High costs and expanding populations mostly put an end to the kind of government housing provision that was common in much of Africa during the early post-colonial years. With its state provision, Ethiopia is an outlier. The majority of countries rely instead on a subsidised private sector to deliver cheap homes. But across the continent governments and builders are hobbled by the wider construction industry. This is often underdeveloped and uncompetitive, constrained by poor infrastructure and a lack of both skilled labour and cheap materials. Cement in Africa is typically around three times the world price. Construction can be painfully slow. The largest house-building firm in Ghana claims to have finished a mere 3,500 units in the past decade.
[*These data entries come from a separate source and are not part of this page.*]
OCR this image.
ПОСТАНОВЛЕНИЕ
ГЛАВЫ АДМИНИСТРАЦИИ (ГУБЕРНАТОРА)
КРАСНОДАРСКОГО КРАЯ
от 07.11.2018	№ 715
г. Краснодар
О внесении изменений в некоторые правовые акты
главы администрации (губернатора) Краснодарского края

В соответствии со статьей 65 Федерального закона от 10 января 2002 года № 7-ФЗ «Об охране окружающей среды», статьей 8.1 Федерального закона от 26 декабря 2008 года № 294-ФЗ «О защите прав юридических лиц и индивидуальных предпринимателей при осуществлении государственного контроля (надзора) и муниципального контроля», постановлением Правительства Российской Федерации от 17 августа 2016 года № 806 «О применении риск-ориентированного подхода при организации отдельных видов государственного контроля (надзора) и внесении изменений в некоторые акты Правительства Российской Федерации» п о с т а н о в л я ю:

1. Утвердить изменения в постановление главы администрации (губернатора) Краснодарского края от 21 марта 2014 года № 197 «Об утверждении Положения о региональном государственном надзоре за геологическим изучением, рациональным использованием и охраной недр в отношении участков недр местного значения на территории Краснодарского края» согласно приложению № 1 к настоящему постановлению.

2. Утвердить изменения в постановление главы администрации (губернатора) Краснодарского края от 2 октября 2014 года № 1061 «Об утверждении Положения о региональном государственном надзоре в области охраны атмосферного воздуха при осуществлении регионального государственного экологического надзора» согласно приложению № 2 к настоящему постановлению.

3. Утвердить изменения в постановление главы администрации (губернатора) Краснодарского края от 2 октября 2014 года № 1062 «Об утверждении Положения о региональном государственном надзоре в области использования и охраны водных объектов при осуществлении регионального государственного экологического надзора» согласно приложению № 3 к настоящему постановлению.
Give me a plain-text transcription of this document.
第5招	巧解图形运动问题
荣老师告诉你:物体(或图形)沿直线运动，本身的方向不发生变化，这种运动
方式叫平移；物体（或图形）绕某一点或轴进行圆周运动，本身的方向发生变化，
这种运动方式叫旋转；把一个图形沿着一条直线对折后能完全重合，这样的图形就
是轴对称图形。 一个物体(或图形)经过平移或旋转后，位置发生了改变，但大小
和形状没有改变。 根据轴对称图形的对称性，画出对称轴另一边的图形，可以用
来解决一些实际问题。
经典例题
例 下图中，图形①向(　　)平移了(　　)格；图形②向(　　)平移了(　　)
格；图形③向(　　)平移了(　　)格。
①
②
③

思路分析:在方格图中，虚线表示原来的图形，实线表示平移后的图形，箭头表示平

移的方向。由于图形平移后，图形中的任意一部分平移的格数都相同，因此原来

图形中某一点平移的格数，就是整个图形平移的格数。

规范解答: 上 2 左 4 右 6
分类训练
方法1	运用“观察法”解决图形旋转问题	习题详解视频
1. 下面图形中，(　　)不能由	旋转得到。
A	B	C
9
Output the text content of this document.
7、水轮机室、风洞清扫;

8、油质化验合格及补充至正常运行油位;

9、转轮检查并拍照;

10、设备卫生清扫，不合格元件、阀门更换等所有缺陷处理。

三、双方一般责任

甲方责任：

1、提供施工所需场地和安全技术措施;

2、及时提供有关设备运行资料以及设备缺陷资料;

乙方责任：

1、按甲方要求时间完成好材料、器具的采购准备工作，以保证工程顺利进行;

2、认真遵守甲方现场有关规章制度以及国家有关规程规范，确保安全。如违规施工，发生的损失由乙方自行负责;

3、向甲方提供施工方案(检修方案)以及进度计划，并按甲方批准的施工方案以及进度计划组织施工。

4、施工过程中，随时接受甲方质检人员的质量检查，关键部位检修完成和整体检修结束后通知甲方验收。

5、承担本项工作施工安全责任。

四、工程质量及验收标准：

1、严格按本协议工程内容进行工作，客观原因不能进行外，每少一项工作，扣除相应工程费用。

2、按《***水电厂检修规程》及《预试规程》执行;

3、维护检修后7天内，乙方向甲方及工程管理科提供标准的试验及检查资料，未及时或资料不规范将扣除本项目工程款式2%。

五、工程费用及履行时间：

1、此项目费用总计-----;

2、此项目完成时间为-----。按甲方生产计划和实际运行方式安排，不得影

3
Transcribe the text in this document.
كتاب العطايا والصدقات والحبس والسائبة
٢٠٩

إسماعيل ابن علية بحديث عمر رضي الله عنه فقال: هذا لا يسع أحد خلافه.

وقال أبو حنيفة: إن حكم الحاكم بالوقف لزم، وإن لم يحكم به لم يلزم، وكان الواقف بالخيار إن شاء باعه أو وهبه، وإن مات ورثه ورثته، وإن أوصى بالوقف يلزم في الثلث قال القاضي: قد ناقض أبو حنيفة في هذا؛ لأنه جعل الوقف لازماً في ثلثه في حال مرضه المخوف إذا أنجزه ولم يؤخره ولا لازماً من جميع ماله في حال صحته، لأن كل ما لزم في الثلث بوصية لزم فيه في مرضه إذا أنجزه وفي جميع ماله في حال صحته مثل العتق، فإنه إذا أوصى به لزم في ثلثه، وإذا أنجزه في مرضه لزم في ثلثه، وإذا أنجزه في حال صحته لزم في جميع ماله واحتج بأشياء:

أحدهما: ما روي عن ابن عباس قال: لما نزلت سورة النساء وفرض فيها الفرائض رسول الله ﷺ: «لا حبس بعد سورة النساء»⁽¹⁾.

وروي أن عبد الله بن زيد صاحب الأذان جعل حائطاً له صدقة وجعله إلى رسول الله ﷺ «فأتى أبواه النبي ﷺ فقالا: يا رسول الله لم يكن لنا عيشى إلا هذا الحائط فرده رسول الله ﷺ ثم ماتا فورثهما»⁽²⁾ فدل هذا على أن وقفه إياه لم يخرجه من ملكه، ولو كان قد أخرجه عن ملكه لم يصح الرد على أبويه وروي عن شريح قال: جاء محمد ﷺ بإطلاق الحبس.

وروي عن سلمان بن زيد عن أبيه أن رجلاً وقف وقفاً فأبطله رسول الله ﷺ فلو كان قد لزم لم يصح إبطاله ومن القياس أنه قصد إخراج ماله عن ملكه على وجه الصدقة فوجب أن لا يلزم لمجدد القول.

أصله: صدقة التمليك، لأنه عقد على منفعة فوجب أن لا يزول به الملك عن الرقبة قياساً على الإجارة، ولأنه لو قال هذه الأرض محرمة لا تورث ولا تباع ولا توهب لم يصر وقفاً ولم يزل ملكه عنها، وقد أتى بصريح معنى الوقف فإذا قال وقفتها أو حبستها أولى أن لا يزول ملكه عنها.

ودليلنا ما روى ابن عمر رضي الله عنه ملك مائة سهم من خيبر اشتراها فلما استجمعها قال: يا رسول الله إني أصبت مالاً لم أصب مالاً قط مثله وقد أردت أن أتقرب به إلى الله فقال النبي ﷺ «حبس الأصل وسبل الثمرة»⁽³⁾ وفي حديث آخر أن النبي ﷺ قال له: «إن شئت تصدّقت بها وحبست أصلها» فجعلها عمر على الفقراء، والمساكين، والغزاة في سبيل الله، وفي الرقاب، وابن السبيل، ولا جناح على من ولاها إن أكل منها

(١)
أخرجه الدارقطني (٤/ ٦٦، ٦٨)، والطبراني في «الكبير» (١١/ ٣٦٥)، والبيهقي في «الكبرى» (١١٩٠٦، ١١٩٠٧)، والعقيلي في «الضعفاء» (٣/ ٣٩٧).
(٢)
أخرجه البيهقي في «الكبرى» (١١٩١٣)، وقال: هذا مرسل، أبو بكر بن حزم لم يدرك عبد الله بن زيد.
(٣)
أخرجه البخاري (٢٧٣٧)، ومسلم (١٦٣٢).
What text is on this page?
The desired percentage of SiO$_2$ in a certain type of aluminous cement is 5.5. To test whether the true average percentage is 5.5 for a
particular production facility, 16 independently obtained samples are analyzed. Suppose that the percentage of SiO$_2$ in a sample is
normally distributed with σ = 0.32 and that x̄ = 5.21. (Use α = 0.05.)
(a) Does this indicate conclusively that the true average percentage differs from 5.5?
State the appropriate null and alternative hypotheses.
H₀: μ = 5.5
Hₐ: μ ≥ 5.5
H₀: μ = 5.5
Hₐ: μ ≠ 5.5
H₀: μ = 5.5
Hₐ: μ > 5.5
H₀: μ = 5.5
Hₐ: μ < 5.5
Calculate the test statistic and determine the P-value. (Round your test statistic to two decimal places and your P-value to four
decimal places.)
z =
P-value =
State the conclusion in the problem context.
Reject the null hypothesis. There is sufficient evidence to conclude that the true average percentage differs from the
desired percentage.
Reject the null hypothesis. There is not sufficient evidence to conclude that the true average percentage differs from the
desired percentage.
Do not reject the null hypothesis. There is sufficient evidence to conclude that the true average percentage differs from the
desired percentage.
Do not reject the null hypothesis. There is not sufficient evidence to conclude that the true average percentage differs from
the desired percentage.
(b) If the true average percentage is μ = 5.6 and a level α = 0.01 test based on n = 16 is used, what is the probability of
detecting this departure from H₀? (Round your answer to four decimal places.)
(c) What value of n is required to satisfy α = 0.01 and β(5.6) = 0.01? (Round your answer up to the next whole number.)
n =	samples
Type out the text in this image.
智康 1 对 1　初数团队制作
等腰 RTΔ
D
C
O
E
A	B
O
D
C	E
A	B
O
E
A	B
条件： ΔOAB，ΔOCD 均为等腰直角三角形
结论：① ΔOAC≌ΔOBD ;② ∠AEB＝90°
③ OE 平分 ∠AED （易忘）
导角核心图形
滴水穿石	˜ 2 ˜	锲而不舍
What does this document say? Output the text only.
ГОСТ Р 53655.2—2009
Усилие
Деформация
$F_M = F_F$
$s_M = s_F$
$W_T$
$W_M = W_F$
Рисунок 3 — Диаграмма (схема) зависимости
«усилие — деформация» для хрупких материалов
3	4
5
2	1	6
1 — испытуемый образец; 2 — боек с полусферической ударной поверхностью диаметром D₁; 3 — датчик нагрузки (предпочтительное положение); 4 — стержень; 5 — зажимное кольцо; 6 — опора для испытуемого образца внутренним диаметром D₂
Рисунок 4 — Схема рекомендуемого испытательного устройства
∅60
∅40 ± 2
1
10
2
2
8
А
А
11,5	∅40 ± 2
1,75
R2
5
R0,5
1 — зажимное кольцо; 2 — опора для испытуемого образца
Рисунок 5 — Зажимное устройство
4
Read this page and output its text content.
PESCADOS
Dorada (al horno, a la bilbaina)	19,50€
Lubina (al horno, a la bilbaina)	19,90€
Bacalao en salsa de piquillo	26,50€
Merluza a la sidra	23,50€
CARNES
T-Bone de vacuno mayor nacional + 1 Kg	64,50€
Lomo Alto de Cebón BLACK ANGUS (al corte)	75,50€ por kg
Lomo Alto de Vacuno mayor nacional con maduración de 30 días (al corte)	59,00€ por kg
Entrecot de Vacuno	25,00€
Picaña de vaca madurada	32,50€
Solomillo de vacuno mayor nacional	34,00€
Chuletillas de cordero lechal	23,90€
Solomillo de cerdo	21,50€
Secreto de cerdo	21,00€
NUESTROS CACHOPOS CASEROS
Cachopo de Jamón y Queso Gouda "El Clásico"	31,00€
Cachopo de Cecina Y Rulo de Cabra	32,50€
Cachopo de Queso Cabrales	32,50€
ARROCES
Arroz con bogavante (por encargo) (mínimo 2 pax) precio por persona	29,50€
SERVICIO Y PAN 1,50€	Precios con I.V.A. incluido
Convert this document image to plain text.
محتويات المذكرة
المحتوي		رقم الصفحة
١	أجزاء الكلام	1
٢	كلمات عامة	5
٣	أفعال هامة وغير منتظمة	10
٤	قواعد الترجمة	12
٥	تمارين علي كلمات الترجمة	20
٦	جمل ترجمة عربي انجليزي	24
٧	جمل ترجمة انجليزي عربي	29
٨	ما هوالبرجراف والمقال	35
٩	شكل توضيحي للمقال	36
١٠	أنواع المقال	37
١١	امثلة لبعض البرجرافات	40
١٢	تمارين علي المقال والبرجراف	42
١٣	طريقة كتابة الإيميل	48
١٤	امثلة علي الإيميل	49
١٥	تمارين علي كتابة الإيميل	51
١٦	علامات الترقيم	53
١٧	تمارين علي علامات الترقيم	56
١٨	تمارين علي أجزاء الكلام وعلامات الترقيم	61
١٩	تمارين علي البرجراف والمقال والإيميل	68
Inappropriate regulations drive up costs further. Local materials are often prohibited in favour of more expensive imports. In some countries strict minimum-lot sizes—many dating back to the pre-independence era, when urban populations were smaller and the average inhabitant wealthier—price all but the richest out of the formal market. Most urban Africans simply build for themselves, which means the vast majority languish in informal slums. In Malawi, the least expensive formal house is almost 60 times more expensive than the typical informal alternative.
Look more closely, though, and the problem is a more fundamental one: land. Urban land markets in Africa are thin—only 10% of the continent’s land is registered and marketable—and prices are often wildly inflated. For example, in Addis Ababa, the Ethiopian capital, a 99-year lease in the commercial centre can now cost as much as $15,000 per square metre. Private developers thus cater almost exclusively to the rich. So do banks. The lack of secure and enforceable land rights crimps the market for cheap housing finance, hurting both firms and households. “Affordable” mortgages in Africa typically have interest rates of more than 20%, which puts formal housing even further out of reach for the average city-dweller.